Monday Sept. 2
Tuesday Sept. 3
Wednesday Sept. 4
Thursday Sept. 5
Friday Sept. 6
Chinese Manufacturing PMI: USD/CNH, AUD, NZD and JPY pairs, Copper, China A50, Hang Seng
China’s manufacturing sector has contracted two consecutive months, adding to the chorus of calls for a global slowdown. That said, the rate of contraction slowed in July, and if PMI is to climb back above 50, we’d expect a bout of risk-on for the session.
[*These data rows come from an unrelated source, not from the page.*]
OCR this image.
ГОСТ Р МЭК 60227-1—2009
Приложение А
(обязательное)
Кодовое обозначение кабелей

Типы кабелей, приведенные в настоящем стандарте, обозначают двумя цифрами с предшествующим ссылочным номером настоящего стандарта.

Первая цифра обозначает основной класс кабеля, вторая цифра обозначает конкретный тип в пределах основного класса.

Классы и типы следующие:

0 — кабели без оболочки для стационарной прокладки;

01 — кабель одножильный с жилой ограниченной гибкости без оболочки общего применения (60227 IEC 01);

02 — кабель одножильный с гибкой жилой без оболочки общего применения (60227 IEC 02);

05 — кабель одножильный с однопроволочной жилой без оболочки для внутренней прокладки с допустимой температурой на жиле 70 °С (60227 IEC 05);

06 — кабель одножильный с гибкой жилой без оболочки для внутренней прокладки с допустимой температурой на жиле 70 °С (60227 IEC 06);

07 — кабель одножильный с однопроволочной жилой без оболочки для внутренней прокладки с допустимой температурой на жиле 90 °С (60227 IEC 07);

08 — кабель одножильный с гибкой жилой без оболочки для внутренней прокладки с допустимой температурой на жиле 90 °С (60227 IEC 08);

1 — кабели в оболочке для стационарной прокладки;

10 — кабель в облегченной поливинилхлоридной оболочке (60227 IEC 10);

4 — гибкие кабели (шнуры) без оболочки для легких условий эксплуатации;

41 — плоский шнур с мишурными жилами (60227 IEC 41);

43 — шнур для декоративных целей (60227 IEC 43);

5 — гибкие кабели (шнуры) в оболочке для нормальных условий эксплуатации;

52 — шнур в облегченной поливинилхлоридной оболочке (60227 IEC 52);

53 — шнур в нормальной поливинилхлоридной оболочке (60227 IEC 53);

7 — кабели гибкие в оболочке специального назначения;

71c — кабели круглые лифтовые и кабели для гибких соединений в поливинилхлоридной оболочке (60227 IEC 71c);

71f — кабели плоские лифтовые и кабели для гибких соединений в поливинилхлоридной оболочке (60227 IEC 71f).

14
AUD pairs are particularly sensitive to the data as they’re key trade partners, but Chinese indices and copper also make decent markets to monitor around the data’s release.
RBA Cash Rate Decision and Q3 GDP: AUD pairs, ASX200
At time of writing, the RBA rate indicator expects just an 11% chance of a 25 cut on Tuesday. This moves to 74% for a cut in October and a 115% cut (ie fully priced in) for November. This is no major surprise, given they cut by 25 bps in June and July and their August minutes provided a ‘steady as she goes’ approach, whilst emphasising external risks such as the trade war. Moreover, GDP data is out on Wednesday and they’d likely want this data on hand before easing further. Yet this still could be a high volatility event if there is a notable shift in tone with their statement.
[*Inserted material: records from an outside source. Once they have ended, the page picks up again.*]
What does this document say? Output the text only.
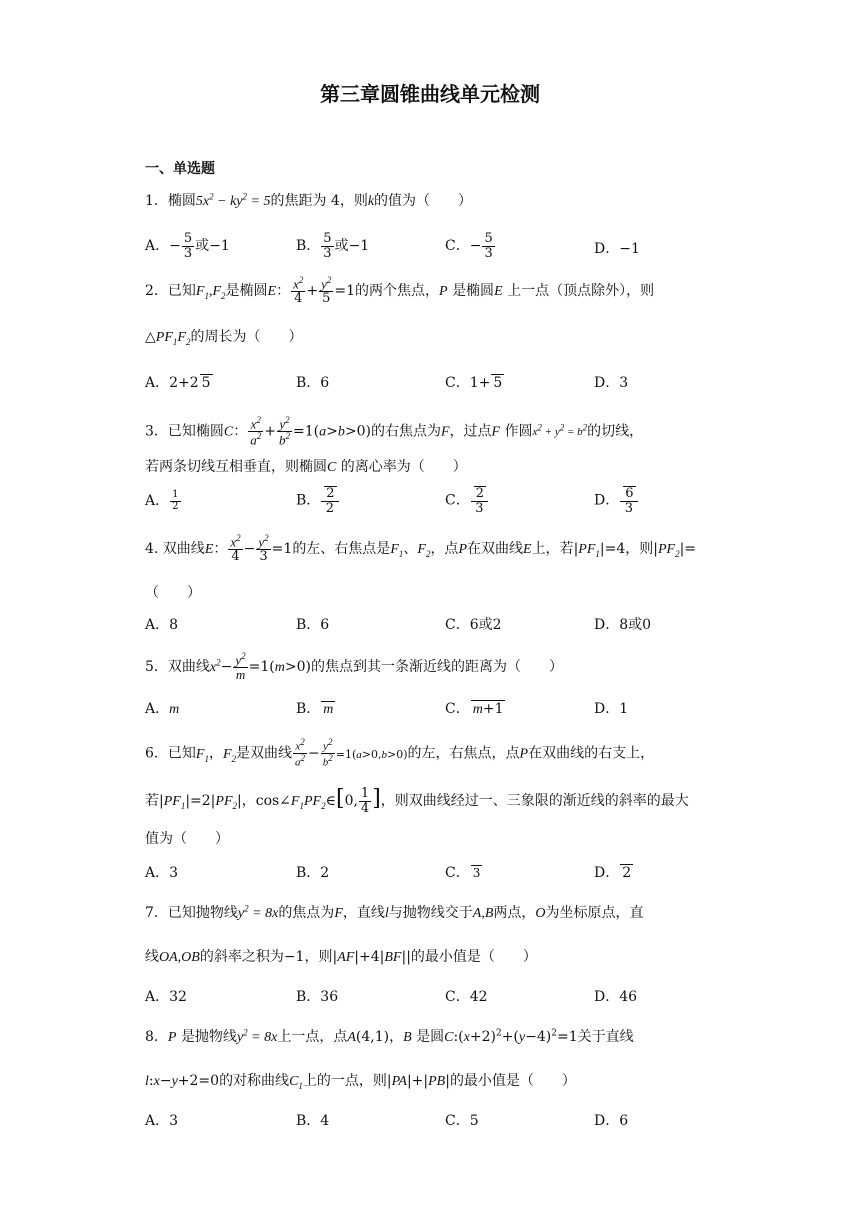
第三章圆锥曲线单元检测
一、单选题
1．椭圆$5x^2 - ky^2 = 5$的焦距为 4，则k的值为（　　）
A．− $\frac{5}{3}$ 或−1	B． $\frac{5}{3}$ 或−1	C．− $\frac{5}{3}$	D．−1
2．已知$F_1,F_2$是椭圆E： $\frac{x^2}{4} + \frac{y^2}{5} =1$的两个焦点，P 是椭圆E 上一点（顶点除外），则
$\triangle PF_1F_2$的周长为（　　）
A．2+2 5	B．6	C．1+ 5	D．3
3．已知椭圆C： $\frac{x^2}{a^2} + \frac{y^2}{b^2} =1(a>b>0)$的右焦点为F，过点F 作圆$x^2 + y^2 = b^2$的切线，
若两条切线互相垂直，则椭圆C 的离心率为（　　）
A． $\frac{1}{2}$	B． $\frac{2}{2}$	C． $\frac{2}{3}$	D． $\frac{6}{3}$
4. 双曲线E： $\frac{x^2}{4} - \frac{y^2}{3} =1$的左、右焦点是$F_1$、$F_2$，点P在双曲线E上，若$|PF_1|=4$，则$|PF_2|=$
（　　）
A．8	B．6	C．6或2	D．8或0
5．双曲线$x^2- \frac{y^2}{m} =1(m>0)$的焦点到其一条渐近线的距离为（　　）
A．m	B． m	C． m+1	D．1
6．已知$F_1$，$F_2$是双曲线 $\frac{x^2}{a^2} - \frac{y^2}{b^2} =1(a>0,b>0)$的左，右焦点，点P在双曲线的右支上，
若$|PF_1|=2|PF_2|$，$\cos\angle F_1PF_2\in[0$, $\frac{1}{4}$ ]，则双曲线经过一、三象限的渐近线的斜率的最大
值为（　　）
A．3	B．2	C． 3	D． 2
7．已知抛物线$y^2 = 8x$的焦点为F，直线l与抛物线交于A,B两点，O为坐标原点，直
线OA,OB的斜率之积为−1，则|AF|+4|BF||的最小值是（　　）
A．32	B．36	C．42	D．46
8．P 是抛物线$y^2 = 8x$上一点，点A(4,1)，B 是圆$C:(x+2)^2+(y-4)^2=1$关于直线
l:x−y+2=0的对称曲线$C_1$上的一点，则|PA|+|PB|的最小值是（　　）
A．3	B．4	C．5	D．6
As for GDP, RBA expect growth to average around 2.5% this year. With Q1 GDP hitting 1.8%, it’s not off to a great start and, with ANZ expecting it to drop to 1.1% in Q2 and the consensus at 1.4%, economists seem doubtful that RBA are on track to achieve their 2019 growth target. Expect AUD to remain under pressure and bring forward easing expectation should it hit 1.3% YoY or less.
BoC Rate Decision
It’s unlikely BoC will change policy next week, given inflation remains around 2% has not ‘dipped’ as expected. Moreover, the 1-month OIS suggests less than a 20% chance of a cut at their next meeting. Still, markets suspect the next direction will be a cut, with 6-month OIS pricing in around 74% chance and a 25bps cut being bullish priced in by April next year. So we’ll keep a close eye on the statement to see if there is a dovish twist, although chances are it will reiterate their need to monitor the energy sector and the impact of ‘trade conflicts’ whilst remaining optimistic over domestic growth.
US ISM Manufacturing: USD pairs, US indices, WTI, Gold, Silver
Global PMI remain under pressure and traders are waiting to see if manufacturing PMI dips below the 50% threshold to show the sector contracting. It’s an important gauge for markets as it can lead GDP by 6-9 months, so any weakness here will translate to lower growth expectations, earnings for companies and therefor prices.
US and CA Nonfarm payroll: USD and CAD pairs, US indices, WTI, Gold, Silver
Employment is expected to soften to 155k, well below the 1-month average of 187.16 and unemployment is expected to hold steady at 3.7%. With ADP (NASDAQ:ADP) employment released on Thursday, and a 3-month correlation of 0.81, we could see NFP revised if ADP misses expectations. However, average hourly earnings may be the better read to follow as it has been trending notably higher on an annualised basis, so traders use it as an inflationary gauge (and therefor, a better read of how the Fed are likely to react). That said, as the CME FedWatch tool suggests 95.8% chance for Fed to cut 25bps in September, it’s hard to see any such data will remove this almost given event. For that, we’d need to see a solid breakthrough in trade talks which, at present, appear unlikely to appear on the horizon.
Take note that Canada release employment data alongside NFP, which places USD/CAD in the sights of the volatility crossbow. CAD/CHF and CAD/JPY are also pairs to consider, if you want to focus on the Canadian employment side of things.